Kinescopes were created by setting up a motion picture camera placed in front of a television screen and filming the screen. The only early television broadcasts are available today is someone decided to film them as they were broadcast live. There wasn't any way to preserve them except this way. If you are young and don't know what a kinescope is, they look like this. This content is protected So, in answer to your question, someone may have put a film camera in front of a TV and filmed it when Baer fought Nova, because it was shown on live TV. Louis-Conn wasn't shown on live television, that I know of. So there probably isn't full length film of that. https://www.funnyyouneverknew.com/news/2019/2/5/whats-a-kinescope
This is why I tend to not watch too many fights from that era I have thing about watching the full fight I can't stand missing rounds puts me off watching it.
It's like the wax master discs they used to make 78 rpm records from; all those priceless recordings that could have been saved for posterity and reissued with excellent quality were either reused and recorded over or simply thrown away. There was no sense of historical preservation in those days, which is sad.

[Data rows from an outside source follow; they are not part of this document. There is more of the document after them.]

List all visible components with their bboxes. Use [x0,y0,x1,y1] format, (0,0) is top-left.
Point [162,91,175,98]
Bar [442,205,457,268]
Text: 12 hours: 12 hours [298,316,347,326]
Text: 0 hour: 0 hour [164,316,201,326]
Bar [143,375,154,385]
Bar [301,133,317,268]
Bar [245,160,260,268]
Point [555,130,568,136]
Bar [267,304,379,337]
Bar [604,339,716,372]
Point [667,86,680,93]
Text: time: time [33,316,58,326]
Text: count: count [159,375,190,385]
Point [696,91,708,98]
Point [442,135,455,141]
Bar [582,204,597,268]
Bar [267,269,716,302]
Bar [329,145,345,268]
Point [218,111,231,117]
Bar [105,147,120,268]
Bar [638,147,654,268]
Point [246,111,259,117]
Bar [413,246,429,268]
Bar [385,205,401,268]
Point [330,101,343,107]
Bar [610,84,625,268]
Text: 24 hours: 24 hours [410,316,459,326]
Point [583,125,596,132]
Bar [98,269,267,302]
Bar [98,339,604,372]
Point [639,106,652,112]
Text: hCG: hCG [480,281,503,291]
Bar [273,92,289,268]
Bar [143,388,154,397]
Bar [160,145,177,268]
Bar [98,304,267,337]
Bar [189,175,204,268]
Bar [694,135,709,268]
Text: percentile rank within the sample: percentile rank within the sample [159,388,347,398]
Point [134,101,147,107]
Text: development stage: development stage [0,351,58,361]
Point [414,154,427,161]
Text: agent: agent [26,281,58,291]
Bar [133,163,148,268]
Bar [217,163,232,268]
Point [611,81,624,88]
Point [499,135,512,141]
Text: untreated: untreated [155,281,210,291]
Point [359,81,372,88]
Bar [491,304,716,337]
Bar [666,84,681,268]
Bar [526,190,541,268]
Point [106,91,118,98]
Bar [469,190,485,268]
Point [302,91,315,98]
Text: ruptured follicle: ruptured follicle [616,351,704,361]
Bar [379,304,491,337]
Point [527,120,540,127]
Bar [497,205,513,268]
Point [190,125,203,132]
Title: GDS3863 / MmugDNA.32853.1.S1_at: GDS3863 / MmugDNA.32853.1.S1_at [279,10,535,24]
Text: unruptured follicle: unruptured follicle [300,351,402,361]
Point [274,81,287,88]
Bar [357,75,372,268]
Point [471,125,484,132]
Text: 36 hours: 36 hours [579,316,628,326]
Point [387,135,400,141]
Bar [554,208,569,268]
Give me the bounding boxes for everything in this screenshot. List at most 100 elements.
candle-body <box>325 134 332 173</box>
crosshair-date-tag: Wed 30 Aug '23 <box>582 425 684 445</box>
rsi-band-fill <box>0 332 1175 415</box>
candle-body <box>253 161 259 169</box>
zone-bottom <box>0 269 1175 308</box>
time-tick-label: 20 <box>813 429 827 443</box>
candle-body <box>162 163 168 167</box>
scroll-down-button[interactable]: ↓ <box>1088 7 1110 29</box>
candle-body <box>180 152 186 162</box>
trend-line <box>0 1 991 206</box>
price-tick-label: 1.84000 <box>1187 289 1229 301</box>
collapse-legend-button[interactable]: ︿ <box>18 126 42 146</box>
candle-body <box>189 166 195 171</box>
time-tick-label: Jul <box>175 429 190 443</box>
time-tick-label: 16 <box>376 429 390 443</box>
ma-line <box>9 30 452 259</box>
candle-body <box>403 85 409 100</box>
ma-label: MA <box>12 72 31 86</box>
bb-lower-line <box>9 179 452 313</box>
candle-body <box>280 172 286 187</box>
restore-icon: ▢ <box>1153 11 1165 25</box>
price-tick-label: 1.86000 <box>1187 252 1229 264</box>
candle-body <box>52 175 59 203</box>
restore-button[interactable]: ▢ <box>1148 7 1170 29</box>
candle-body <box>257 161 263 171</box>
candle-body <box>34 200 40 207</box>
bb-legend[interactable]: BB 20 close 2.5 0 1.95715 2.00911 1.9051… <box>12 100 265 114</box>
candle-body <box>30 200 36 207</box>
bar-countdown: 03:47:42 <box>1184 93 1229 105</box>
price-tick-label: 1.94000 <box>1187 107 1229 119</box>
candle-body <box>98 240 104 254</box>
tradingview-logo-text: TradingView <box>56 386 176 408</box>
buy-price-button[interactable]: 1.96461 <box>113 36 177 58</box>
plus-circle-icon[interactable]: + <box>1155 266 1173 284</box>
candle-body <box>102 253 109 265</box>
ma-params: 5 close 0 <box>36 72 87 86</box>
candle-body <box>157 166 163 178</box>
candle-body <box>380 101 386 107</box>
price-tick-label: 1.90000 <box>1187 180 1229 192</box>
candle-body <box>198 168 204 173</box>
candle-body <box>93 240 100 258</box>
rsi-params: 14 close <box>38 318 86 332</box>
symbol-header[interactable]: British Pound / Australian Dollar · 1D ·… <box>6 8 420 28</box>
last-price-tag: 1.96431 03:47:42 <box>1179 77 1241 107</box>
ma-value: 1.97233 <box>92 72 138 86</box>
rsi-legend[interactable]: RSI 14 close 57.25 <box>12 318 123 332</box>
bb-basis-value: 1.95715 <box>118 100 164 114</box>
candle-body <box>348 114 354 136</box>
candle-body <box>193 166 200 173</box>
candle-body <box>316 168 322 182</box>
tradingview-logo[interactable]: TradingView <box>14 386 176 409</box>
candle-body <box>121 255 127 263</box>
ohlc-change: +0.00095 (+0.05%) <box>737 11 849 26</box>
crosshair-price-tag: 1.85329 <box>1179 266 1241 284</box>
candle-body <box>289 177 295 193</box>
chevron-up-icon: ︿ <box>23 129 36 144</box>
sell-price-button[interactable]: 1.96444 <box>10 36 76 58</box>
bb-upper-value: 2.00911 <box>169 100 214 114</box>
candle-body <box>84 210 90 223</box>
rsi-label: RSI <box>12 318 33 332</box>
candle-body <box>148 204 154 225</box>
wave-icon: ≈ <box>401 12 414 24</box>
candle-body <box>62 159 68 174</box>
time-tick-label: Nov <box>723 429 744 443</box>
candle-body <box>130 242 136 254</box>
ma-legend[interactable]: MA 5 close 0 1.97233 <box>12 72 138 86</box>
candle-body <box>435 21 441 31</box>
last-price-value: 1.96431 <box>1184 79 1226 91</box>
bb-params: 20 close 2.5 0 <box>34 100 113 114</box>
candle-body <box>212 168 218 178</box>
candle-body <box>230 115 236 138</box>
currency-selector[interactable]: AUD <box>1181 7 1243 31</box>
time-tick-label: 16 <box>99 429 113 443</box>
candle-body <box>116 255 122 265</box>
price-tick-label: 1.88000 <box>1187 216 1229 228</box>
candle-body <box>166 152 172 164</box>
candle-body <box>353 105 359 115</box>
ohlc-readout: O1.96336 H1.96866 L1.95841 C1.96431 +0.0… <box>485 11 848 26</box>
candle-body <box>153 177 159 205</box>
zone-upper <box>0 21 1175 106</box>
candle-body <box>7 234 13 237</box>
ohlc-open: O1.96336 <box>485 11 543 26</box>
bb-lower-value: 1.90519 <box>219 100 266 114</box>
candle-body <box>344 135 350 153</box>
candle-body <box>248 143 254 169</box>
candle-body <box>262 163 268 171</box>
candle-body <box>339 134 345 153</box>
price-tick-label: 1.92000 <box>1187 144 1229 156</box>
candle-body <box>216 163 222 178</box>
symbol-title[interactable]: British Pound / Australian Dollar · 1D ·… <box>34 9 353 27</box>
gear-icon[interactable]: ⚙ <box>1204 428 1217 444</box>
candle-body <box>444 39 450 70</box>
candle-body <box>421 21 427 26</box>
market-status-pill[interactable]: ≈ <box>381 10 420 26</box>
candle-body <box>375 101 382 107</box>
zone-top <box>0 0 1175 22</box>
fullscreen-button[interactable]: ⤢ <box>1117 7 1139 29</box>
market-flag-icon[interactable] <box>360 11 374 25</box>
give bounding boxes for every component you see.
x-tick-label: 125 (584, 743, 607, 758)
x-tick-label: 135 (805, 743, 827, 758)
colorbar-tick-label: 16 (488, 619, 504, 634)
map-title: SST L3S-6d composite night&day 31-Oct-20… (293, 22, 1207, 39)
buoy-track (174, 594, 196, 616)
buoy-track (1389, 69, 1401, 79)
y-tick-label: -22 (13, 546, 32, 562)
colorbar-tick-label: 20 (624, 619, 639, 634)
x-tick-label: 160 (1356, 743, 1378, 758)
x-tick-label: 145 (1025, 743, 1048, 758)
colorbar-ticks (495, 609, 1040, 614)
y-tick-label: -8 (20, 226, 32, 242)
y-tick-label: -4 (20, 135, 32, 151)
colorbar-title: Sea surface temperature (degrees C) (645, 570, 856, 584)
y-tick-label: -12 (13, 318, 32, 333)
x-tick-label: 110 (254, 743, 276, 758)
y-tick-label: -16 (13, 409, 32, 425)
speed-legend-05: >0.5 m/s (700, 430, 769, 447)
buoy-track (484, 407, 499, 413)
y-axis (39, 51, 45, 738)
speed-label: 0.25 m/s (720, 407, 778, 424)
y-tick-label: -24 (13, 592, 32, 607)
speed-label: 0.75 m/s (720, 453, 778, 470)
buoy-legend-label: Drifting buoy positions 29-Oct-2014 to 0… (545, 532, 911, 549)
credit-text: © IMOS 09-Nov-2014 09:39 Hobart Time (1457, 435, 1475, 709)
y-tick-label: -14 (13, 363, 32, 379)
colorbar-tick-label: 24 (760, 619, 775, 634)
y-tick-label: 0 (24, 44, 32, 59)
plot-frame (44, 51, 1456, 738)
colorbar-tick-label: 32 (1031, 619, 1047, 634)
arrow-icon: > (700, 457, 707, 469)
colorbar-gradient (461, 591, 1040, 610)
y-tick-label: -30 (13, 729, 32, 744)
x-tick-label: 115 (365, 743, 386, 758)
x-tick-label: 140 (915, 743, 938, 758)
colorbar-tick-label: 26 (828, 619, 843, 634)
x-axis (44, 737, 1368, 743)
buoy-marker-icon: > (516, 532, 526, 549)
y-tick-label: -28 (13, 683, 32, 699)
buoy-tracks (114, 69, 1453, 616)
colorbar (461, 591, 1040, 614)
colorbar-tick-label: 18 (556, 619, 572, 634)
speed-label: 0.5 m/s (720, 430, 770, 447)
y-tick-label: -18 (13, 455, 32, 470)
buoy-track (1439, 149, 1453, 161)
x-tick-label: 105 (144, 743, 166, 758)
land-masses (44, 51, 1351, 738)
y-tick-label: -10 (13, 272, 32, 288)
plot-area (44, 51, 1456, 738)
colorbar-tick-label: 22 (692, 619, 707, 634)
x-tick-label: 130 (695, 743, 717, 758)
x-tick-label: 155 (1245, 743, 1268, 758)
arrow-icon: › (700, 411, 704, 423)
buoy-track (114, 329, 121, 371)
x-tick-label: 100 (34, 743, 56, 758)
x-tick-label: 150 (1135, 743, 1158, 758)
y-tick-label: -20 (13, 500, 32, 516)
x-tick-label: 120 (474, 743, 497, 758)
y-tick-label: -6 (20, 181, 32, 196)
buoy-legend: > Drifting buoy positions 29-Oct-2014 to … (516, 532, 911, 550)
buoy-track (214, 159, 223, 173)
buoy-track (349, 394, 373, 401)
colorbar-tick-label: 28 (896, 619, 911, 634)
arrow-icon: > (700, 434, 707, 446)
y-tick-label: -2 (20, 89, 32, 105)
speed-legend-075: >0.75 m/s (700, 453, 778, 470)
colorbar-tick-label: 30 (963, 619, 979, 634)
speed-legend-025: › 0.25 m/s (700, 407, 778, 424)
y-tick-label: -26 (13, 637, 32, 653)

No expert here but I’ve read of phonovision - direct, real time recording of tv signals to disc but for sound only. It seems it might’ve been a short lived, novel practice with only 6 or so said recordings still in existence. So, since it wasn’t televised, perhaps a good chance Louis-Conn 1 was filmed in full and shown in theatres?? - a complete film with multiple copies also in existence at some point? Interestingly, the existing footage of Jeffries-Sharkey is actually a bootleg - filmed in a theatre that was playing the original film version. One give away as to it being a theatre bootleg, IIRC, is that the fighters appear disproportionately large as compared to the nearest spectators - spectators who weren’t actually at ringside - rather, they were simply theatre goers sitting in the front seats, nearest to the big screen.
It was initially filmed in full, but then chopped up to be shown in theaters, as was standard practice back then, & the unused parts were discarded or lost. I read a newspaper article several years back (when the fight was airing on espn) that confirmed this.